A personal favourite were the adorable puppet soot sprites with their googly eyes and “meep” yelps.
 
And yet, beyond all the busy ideas and invention, the production also leaves breathing space for quieter scenes to play out. A sequence set in a train carriage, as the light falls, is utterly exquisite: a sort of living painting. It’s magical theatre.
 
Go see.

⭐️⭐️⭐️⭐️⭐️

 














Akira @ TT Cinema…

Last Wednesday night Stuart and I went to the TT Cinema in glitzy Shoreditch to watch 1988 classic Akira.
 
The TT shows cult classics and independent films four nights a week in it's 52-seater vintage cinema, all tickets include a beverage - in our case a White Lady cocktail!
 
For those that maybe don't know, Akira is a Japanese animated cyberpunk action film directed by Katsuhiro Otomo based on Otomo's 1982 manga of the same name.

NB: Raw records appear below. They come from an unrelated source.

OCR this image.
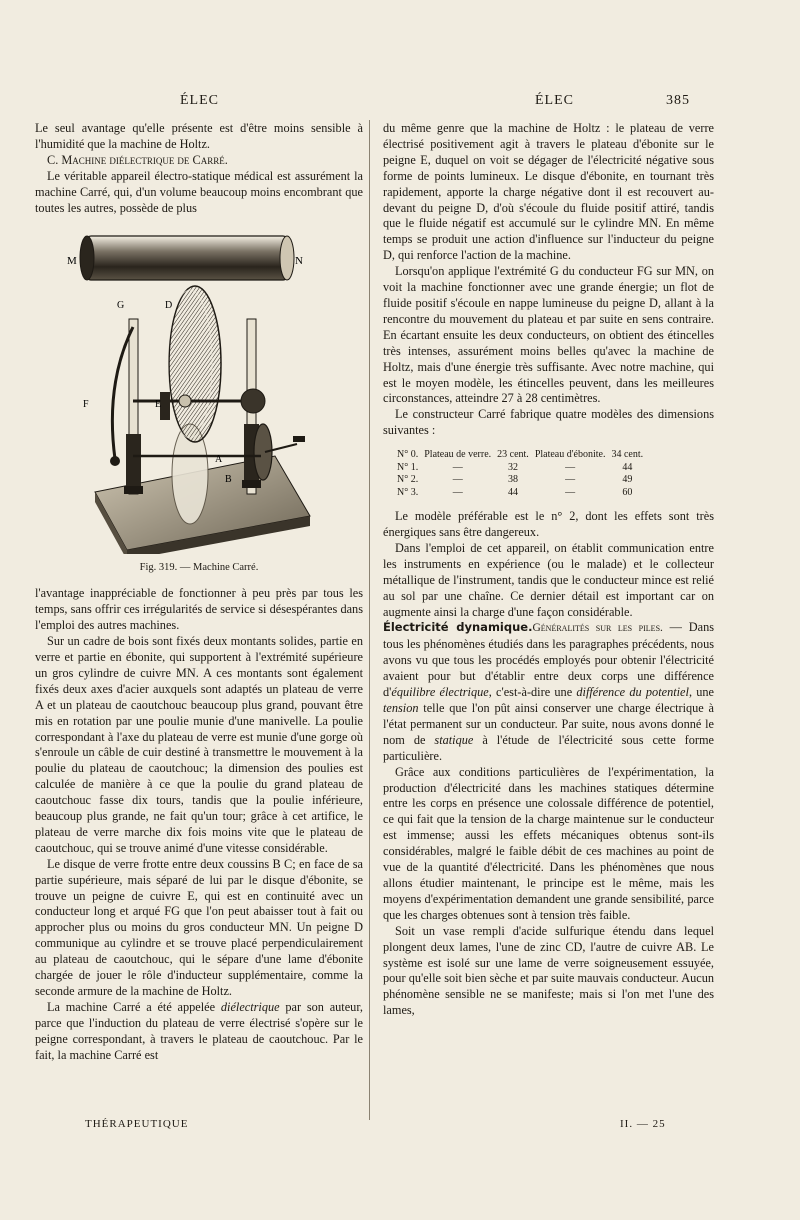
ÉLEC	ÉLEC	385

Le seul avantage qu'elle présente est d'être moins sensible à l'humidité que la machine de Holtz.

C. Machine diélectrique de Carré.

Le véritable appareil électro-statique médical est assurément la machine Carré, qui, d'un volume beaucoup moins encombrant que toutes les autres, possède de plus

M	N
G	D
F	E
A
B

Fig. 319. — Machine Carré.

l'avantage inappréciable de fonctionner à peu près par tous les temps, sans offrir ces irrégularités de service si désespérantes dans l'emploi des autres machines.

Sur un cadre de bois sont fixés deux montants solides, partie en verre et partie en ébonite, qui supportent à l'extrémité supérieure un gros cylindre de cuivre MN. A ces montants sont également fixés deux axes d'acier auxquels sont adaptés un plateau de verre A et un plateau de caoutchouc beaucoup plus grand, pouvant être mis en rotation par une poulie munie d'une manivelle. La poulie correspondant à l'axe du plateau de verre est munie d'une gorge où s'enroule un câble de cuir destiné à transmettre le mouvement à la poulie du plateau de caoutchouc; la dimension des poulies est calculée de manière à ce que la poulie du grand plateau de caoutchouc fasse dix tours, tandis que la poulie inférieure, beaucoup plus grande, ne fait qu'un tour; grâce à cet artifice, le plateau de verre marche dix fois moins vite que le plateau de caoutchouc, qui se trouve animé d'une vitesse considérable.

Le disque de verre frotte entre deux coussins B C; en face de sa partie supérieure, mais séparé de lui par le disque d'ébonite, se trouve un peigne de cuivre E, qui est en continuité avec un conducteur long et arqué FG que l'on peut abaisser tout à fait ou approcher plus ou moins du gros conducteur MN. Un peigne D communique au cylindre et se trouve placé perpendiculairement au plateau de caoutchouc, qui le sépare d'une lame d'ébonite chargée de jouer le rôle d'inducteur supplémentaire, comme la seconde armure de la machine de Holtz.

La machine Carré a été appelée diélectrique par son auteur, parce que l'induction du plateau de verre électrisé s'opère sur le peigne correspondant, à travers le plateau de caoutchouc. Par le fait, la machine Carré est

du même genre que la machine de Holtz : le plateau de verre électrisé positivement agit à travers le plateau d'ébonite sur le peigne E, duquel on voit se dégager de l'électricité négative sous forme de points lumineux. Le disque d'ébonite, en tournant très rapidement, apporte la charge négative dont il est recouvert au-devant du peigne D, d'où s'écoule du fluide positif attiré, tandis que le fluide négatif est accumulé sur le cylindre MN. En même temps se produit une action d'influence sur l'inducteur du peigne D, qui renforce l'action de la machine.

Lorsqu'on applique l'extrémité G du conducteur FG sur MN, on voit la machine fonctionner avec une grande énergie; un flot de fluide positif s'écoule en nappe lumineuse du peigne D, allant à la rencontre du mouvement du plateau et par suite en sens contraire. En écartant ensuite les deux conducteurs, on obtient des étincelles très intenses, assurément moins belles qu'avec la machine de Holtz, mais d'une énergie très suffisante. Avec notre machine, qui est le moyen modèle, les étincelles peuvent, dans les meilleures circonstances, atteindre 27 à 28 centimètres.

Le constructeur Carré fabrique quatre modèles des dimensions suivantes :

N° 0.	Plateau de verre.	23 cent.	Plateau d'ébonite.	34 cent.
N° 1.	—	32	—	44
N° 2.	—	38	—	49
N° 3.	—	44	—	60

Le modèle préférable est le n° 2, dont les effets sont très énergiques sans être dangereux.

Dans l'emploi de cet appareil, on établit communication entre les instruments en expérience (ou le malade) et le collecteur métallique de l'instrument, tandis que le conducteur mince est relié au sol par une chaîne. Ce dernier détail est important car on augmente ainsi la charge d'une façon considérable.

Électricité dynamique.Généralités sur les piles. — Dans tous les phénomènes étudiés dans les paragraphes précédents, nous avons vu que tous les procédés employés pour obtenir l'électricité avaient pour but d'établir entre deux corps une différence d'équilibre électrique, c'est-à-dire une différence du potentiel, une tension telle que l'on pût ainsi conserver une charge électrique à l'état permanent sur un conducteur. Par suite, nous avons donné le nom de statique à l'étude de l'électricité sous cette forme particulière.

Grâce aux conditions particulières de l'expérimentation, la production d'électricité dans les machines statiques détermine entre les corps en présence une colossale différence de potentiel, ce qui fait que la tension de la charge maintenue sur le conducteur est immense; aussi les effets mécaniques obtenus sont-ils considérables, malgré le faible débit de ces machines au point de vue de la quantité d'électricité. Dans les phénomènes que nous allons étudier maintenant, le principe est le même, mais les moyens d'expérimentation demandent une grande sensibilité, parce que les charges obtenues sont à tension très faible.

Soit un vase rempli d'acide sulfurique étendu dans lequel plongent deux lames, l'une de zinc CD, l'autre de cuivre AB. Le système est isolé sur une lame de verre soigneusement essuyée, pour qu'elle soit bien sèche et par suite mauvais conducteur. Aucun phénomène sensible ne se manifeste; mais si l'on met l'une des lames,

THÉRAPEUTIQUE	II. — 25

It's widely regarded as one of the best films of all time.
 
Set in a dystopian 2019, it tells the story of Shōtarō, the leader of a biker gang whose childhood friend, Tetsuo, acquires incredible telekinetic abilities after a motorcycle accident, eventually threatening an entire military complex amid chaos and rebellion in the sprawling futuristic metropolis of Neo-Tokyo.
 
We loved it, of course. We'd both seen it before. But seeing it in an oldy-worldy cinema added to the fun.
 
The visit was thanks to Denise and Kristen - vouchers for Stuart's 50th last year.
 











Wednesday, May 15, 2024

Tuesday, May 14, 2024

Farewell Sweden…

Our last day in Sweden saw a trip to Lund, a lovely walk in the Malmo park, then a great Swedish breakfast today. It’s been such a special trip.